Die Ukraine könnte im Jahr 2027 mit der schrittweisen Anhebung der Strom- und Gaspreise für Privathaushalte beginnen, nachdem entsprechende Schutzprogramme ausgearbeitet wurden.
Dies geht aus dem aktualisierten Memorandum zur Wirtschafts- und Finanzpolitik der Ukraine im Rahmen des Erweiterten Finanzierungsprogramms (EFF) mit dem Internationalen Währungsfonds (IWF) nach den Ergebnissen der ersten Überprüfung hervor.
„Die Regierung hat sich verpflichtet, bis Ende Februar 2027 eine Bewertung der Förderprogramme für kommunale Dienstleistungen vorzunehmen, die auf den Schutz schutzbedürftiger Haushalte abzielen. Nach der Ausarbeitung geeigneter Schutzprogramme sollen die Tarife für Haushalte schrittweise angehoben werden – dieser Prozess kann im Jahr 2027 beginnen“, so die Verfasser des Dokuments.
Dem Wortlaut des Memorandums zufolge besteht das Ziel dieses Prozesses darin, den Bedarf an Wiederaufbau und den Abbau der Verschuldung im Energiesektor zu decken, wobei im Laufe der Zeit eine vollständige Preisliberalisierung erforderlich sein wird, um Investitionen in der Nachkriegszeit anzuziehen.
„Sie (die ukrainische Regierung – IF-U) betonte, dass eine Anhebung der Tarife erst nach einer Bewertung und gegebenenfalls einer Reform der bestehenden Sozialschutzsysteme erfolgen sollte“, merkten die Verfasser des Dokuments unter anderem an.

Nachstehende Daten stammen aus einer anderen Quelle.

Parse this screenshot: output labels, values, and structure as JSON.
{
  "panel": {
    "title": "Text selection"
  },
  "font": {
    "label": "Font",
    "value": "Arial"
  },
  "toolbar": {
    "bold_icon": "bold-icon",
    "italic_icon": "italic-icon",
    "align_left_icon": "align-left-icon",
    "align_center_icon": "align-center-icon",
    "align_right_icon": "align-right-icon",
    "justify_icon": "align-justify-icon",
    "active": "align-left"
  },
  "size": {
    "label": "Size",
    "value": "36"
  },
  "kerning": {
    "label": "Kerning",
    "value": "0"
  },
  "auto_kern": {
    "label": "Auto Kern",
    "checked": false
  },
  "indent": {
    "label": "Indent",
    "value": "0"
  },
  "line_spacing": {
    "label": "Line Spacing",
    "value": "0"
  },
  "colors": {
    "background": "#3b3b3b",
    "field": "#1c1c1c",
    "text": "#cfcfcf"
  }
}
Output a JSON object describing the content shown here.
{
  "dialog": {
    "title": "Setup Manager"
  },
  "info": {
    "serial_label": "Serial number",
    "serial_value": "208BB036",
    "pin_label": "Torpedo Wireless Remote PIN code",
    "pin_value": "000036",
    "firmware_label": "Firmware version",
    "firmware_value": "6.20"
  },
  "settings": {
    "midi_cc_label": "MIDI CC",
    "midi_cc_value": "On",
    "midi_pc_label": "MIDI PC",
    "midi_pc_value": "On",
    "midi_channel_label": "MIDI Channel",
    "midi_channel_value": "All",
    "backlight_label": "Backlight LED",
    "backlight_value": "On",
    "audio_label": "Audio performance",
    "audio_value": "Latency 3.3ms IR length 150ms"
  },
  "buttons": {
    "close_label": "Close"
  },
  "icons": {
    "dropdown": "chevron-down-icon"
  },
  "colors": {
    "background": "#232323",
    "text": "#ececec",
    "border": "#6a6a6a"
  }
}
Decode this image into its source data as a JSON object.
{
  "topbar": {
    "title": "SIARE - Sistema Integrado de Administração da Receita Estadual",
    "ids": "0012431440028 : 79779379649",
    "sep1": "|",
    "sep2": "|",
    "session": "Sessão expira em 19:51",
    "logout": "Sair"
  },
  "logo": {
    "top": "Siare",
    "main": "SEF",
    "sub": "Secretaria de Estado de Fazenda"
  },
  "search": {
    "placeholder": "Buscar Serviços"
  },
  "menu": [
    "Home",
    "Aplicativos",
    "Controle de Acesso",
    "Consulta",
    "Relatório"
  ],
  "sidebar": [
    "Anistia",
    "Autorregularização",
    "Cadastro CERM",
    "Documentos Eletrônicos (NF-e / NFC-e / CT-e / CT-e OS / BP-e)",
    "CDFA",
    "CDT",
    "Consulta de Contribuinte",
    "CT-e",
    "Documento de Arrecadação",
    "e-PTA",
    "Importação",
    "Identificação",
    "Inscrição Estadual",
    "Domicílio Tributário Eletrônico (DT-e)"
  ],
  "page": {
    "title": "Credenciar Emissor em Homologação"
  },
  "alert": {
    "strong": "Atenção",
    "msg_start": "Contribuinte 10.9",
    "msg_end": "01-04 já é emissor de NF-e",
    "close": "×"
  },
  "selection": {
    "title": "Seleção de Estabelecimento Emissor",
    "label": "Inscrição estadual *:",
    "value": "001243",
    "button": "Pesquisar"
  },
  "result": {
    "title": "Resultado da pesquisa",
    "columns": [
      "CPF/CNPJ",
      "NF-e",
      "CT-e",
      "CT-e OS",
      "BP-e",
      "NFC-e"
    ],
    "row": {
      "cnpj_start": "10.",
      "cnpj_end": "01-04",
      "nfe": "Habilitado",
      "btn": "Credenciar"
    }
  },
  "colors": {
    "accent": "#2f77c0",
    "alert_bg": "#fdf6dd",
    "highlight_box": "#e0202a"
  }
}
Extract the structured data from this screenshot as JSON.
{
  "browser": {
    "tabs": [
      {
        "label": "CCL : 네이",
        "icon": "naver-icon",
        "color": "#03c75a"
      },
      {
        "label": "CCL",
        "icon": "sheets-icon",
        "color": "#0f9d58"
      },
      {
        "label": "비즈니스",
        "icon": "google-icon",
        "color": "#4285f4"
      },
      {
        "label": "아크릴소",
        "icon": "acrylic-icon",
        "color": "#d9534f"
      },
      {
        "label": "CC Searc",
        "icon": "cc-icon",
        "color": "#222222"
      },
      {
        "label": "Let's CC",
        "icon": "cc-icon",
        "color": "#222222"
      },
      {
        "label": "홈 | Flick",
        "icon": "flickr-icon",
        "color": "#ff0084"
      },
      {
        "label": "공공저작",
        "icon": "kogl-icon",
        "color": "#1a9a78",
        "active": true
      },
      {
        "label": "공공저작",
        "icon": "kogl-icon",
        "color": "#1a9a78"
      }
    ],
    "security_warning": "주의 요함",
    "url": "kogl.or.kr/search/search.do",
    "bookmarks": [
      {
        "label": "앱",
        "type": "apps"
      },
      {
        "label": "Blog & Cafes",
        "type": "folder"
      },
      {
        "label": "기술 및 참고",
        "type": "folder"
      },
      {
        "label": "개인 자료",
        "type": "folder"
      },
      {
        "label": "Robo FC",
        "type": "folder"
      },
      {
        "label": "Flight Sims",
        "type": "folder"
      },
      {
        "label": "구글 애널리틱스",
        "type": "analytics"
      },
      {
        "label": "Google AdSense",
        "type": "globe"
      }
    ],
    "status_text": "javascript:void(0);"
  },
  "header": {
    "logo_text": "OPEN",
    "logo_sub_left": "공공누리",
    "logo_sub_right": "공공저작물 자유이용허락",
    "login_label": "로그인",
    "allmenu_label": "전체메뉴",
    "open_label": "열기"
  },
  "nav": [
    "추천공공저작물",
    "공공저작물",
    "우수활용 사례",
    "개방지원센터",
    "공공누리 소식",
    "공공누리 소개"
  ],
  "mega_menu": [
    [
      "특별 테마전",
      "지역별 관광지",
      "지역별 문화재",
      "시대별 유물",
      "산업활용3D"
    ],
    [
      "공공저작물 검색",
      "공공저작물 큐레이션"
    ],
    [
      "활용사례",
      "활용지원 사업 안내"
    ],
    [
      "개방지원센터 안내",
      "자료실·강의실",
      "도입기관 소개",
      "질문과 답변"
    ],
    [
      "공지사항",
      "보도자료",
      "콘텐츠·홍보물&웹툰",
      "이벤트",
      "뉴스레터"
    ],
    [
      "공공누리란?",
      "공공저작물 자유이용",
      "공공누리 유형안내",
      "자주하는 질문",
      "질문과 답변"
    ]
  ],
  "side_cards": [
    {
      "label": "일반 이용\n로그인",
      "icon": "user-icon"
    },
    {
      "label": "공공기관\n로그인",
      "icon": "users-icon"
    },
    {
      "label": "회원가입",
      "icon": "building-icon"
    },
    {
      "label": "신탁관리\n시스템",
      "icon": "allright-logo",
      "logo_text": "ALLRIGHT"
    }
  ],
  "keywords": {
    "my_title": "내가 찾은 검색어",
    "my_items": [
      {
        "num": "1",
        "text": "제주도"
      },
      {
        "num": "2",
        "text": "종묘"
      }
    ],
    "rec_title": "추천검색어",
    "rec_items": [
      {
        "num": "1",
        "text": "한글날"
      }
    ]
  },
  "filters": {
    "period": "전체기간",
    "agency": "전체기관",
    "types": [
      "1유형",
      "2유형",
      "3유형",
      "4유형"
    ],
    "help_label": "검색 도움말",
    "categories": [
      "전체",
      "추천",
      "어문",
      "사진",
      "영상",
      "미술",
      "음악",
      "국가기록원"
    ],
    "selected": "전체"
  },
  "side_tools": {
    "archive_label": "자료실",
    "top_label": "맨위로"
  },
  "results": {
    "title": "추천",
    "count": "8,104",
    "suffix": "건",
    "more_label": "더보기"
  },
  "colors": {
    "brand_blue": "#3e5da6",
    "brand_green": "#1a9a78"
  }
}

Es wird darauf hingewiesen, dass umfangreiche quasi-fiskalische Maßnahmen im Energiesektor und die bestehende Tarifstruktur ernsthafte Risiken für Investitionen, den Wiederaufbau und die Entwicklung einer stabilen Energieversorgung sowie des Stromnetzes darstellen.
Nach vorläufigen Schätzungen von Experten, die im Rahmen der künftigen technischen Hilfe präzisiert werden sollen, kosten die festen und unter dem Marktpreis liegenden Tarife für Energieträger – insbesondere aufgrund der seit Kriegsbeginn verhängten Moratorien – jährlich mindestens 2,2 % des BIP in Form von nicht zweckgebundenen Subventionen durch quasi-fiskalische Aktivitäten staatlicher Unternehmen des Energiesektors, während die zweckgebundenen Transferzahlungen für kommunale Dienstleistungen im Haushalt etwa 0,6 % des BIP ausmachen.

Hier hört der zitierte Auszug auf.